Permaculture is like learning a new language for us.  We are very much schooled in organic farming techniques and that is what we have been practicing.  But we are attracted to this Permaculture way.  It is so beautiful out here, and the landscape is so breathtaking that I would be saddened to plow it up to grow rows of corn.  Indeed, I am excited to work with nature, rather than against.  I believe this way will create more food for market as well as for our own larder and every year it will increase.  It will support wildlife and allow an oasis to remain here.

View of fenced garden and bee hive.

View of fenced garden and bee hive.

I have been listening to lectures on http://openpermaculture.com which is a free online permaculture course.  I have checked out a ton of books from the library.  I am listening, and reading, and looking at pictures, and trying to make this stick in my brain. I am trying to rewire.

Outside the back door, site of trees and food forest perhaps?

Outside the back door, site of trees and food forest perhaps?

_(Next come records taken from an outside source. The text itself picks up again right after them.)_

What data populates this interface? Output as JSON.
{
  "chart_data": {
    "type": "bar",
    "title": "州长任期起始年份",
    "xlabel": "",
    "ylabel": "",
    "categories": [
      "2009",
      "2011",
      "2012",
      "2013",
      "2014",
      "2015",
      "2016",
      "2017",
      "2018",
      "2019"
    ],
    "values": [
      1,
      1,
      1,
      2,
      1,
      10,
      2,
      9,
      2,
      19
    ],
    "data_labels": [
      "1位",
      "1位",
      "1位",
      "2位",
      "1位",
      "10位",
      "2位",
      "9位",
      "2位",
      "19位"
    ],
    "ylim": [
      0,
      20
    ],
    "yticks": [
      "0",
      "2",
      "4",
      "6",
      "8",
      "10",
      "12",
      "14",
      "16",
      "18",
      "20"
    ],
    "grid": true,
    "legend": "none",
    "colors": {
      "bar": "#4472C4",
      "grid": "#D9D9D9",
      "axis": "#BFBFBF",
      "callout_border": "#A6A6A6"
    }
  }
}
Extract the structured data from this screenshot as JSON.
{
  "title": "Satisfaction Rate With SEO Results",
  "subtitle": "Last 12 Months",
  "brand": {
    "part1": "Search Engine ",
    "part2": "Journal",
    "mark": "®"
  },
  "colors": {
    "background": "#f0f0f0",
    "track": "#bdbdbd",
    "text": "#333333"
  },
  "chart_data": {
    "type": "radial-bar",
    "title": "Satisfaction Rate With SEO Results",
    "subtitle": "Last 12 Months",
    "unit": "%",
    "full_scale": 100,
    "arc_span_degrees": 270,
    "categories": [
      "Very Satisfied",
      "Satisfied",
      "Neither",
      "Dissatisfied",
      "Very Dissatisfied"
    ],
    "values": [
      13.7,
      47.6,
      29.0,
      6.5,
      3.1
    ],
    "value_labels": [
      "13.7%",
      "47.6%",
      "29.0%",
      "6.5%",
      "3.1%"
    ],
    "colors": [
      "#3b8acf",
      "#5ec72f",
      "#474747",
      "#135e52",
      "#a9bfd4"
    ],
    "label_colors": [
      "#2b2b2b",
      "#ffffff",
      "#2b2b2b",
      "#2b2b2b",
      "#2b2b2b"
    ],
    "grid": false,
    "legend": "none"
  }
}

I was so busy trying to figure out how to create this food forest in the fenced garden.  But, if I plant trees in there, won’t it all be shaded out in a few years?  One of the lectures said to start outside the back door.  The back door?  Goodness, I didn’t even think of that.  Off the deck, near the elms, across the grassy area by the clothes line, near the fence lines, by the bees, I could plant trees.  Trees with fruit bushes around them, and bulbs, and herbs, and perennial vegetables like asparagus and rhubarb, and ground covers and I could create a swirly swale around them all to catch the rain.  The farmer’s almanac predicts that this year will be hot and rainy.  Odd for this area but nothing surprises me anymore after farming the past few years.

Another view outside the back door.  Lots of space for trees and food producing perennials.

Another view outside the back door. Lots of space for trees and food producing perennials.

In the fenced garden we will create keyhole gardens and arbors with climbing food plants, squash, beans, peas, that lead to a water feature and a circular tea garden.  Maybe there will be ducks running through (I do miss my ducks) to keep the grasshoppers in check.

Another idea garden.

Another idea garden.

We have started letting the chickens out to free range.  They were so used to it at our old house that they simply seemed desperate to get out of their enclosure.  With Christopher Robin indeed being a rooster, he has already started sounding alarms when the hawks and owls fly over, keeping the girls rounded up and protected.  They love to be out foraging and will help keep the insects at bay this coming growing season.

Food forest idea garden.

Food forest idea garden.

Shade garden site.

Shade garden site.

Site of outdoor kitchen, completely off grid.

Site of outdoor kitchen, completely off grid.

I have swimming with ideas to beautify this already spectacular place and create more habitats for my beloved wildlife and create permanent food sources for all.  Mushrooms, fruit, vegetables, wild foods, this year is going to be an exciting journey as a farmer.

Possible pond location.

Possible pond location.

Will grow pots of cold crops on the porches.

Will grow pots of cold crops on the porches.

Now, time to peruse the seed catalogues!